Stackstate-Docker Integration

Overview

Get metrics from Docker in real time to:

  • Visualize your containers’ performance.
  • Correlate the performance of containers with the applications running inside.

There are three ways to setup the Docker integration: install the agent on the host, on a single privileged container, and on each individual container.

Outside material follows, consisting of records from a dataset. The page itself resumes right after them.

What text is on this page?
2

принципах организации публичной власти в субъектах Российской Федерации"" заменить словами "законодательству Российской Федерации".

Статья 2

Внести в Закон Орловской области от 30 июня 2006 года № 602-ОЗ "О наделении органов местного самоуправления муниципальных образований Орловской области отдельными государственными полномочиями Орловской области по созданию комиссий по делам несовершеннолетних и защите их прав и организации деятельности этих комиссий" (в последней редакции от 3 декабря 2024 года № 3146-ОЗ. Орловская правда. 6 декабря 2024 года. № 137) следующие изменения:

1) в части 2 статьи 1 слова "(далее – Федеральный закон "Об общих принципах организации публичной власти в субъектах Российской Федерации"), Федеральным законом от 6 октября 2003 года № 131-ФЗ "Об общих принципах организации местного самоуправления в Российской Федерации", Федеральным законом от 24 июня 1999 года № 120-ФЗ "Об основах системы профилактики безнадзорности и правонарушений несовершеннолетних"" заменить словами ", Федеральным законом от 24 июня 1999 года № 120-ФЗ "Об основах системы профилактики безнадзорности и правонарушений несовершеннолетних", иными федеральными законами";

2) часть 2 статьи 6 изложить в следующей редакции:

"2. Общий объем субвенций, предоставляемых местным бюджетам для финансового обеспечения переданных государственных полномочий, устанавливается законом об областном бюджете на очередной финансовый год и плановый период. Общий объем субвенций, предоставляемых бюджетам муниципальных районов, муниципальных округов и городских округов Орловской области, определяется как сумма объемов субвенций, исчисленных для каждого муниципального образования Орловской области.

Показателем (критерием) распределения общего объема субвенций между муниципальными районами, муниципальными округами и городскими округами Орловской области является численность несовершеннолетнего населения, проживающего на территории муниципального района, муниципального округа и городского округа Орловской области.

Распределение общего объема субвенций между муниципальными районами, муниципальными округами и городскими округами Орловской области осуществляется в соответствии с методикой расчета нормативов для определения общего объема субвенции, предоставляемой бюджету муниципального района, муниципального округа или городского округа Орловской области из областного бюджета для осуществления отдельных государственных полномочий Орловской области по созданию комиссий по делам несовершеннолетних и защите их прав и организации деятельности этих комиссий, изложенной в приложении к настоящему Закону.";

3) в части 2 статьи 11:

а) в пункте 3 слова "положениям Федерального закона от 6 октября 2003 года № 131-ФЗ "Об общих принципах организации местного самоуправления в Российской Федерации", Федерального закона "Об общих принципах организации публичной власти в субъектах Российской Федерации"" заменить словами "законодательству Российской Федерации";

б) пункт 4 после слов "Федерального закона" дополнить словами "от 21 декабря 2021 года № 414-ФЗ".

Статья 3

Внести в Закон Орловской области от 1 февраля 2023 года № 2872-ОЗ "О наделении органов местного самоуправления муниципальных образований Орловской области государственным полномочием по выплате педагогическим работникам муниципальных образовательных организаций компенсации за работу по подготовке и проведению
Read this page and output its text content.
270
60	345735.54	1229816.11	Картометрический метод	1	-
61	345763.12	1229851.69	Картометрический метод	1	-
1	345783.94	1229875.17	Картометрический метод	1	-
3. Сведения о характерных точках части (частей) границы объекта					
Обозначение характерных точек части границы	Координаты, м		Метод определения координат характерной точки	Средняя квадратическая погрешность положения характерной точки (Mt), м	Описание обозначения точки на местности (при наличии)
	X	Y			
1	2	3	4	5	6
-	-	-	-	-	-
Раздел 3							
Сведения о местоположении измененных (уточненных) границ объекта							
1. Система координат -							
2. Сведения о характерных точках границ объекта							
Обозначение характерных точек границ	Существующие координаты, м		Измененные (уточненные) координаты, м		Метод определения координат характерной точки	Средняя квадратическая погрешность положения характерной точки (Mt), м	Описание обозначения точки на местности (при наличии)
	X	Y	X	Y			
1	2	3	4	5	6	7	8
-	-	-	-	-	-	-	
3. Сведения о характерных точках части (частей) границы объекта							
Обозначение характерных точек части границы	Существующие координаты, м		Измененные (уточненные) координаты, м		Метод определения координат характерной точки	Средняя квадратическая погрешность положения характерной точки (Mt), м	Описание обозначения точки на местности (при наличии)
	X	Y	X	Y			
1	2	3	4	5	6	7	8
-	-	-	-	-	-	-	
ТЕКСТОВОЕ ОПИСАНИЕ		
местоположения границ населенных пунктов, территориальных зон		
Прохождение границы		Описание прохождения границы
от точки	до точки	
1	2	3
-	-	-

For more details about configuring this integration refer to the following file(s) on GitHub:

Note: docker_daemon replaces the older docker integration going forward.

Installation

Host Installation

  1. Ensure Docker is running on the host.
  2. Install the agent as described in the agent installation instructions for your host OS.
  3. Add the agent user to the docker group: usermod -a -G docker sts-agent
  4. Create docker_daemon.yaml by copying the example file in the agent conf.d directory. If you have a standard install of Docker on your host, there shouldn’t be anything you need to change to get the integration to work.
  5. To enable other integrations, use docker ps to identify the ports used by the corresponding applications.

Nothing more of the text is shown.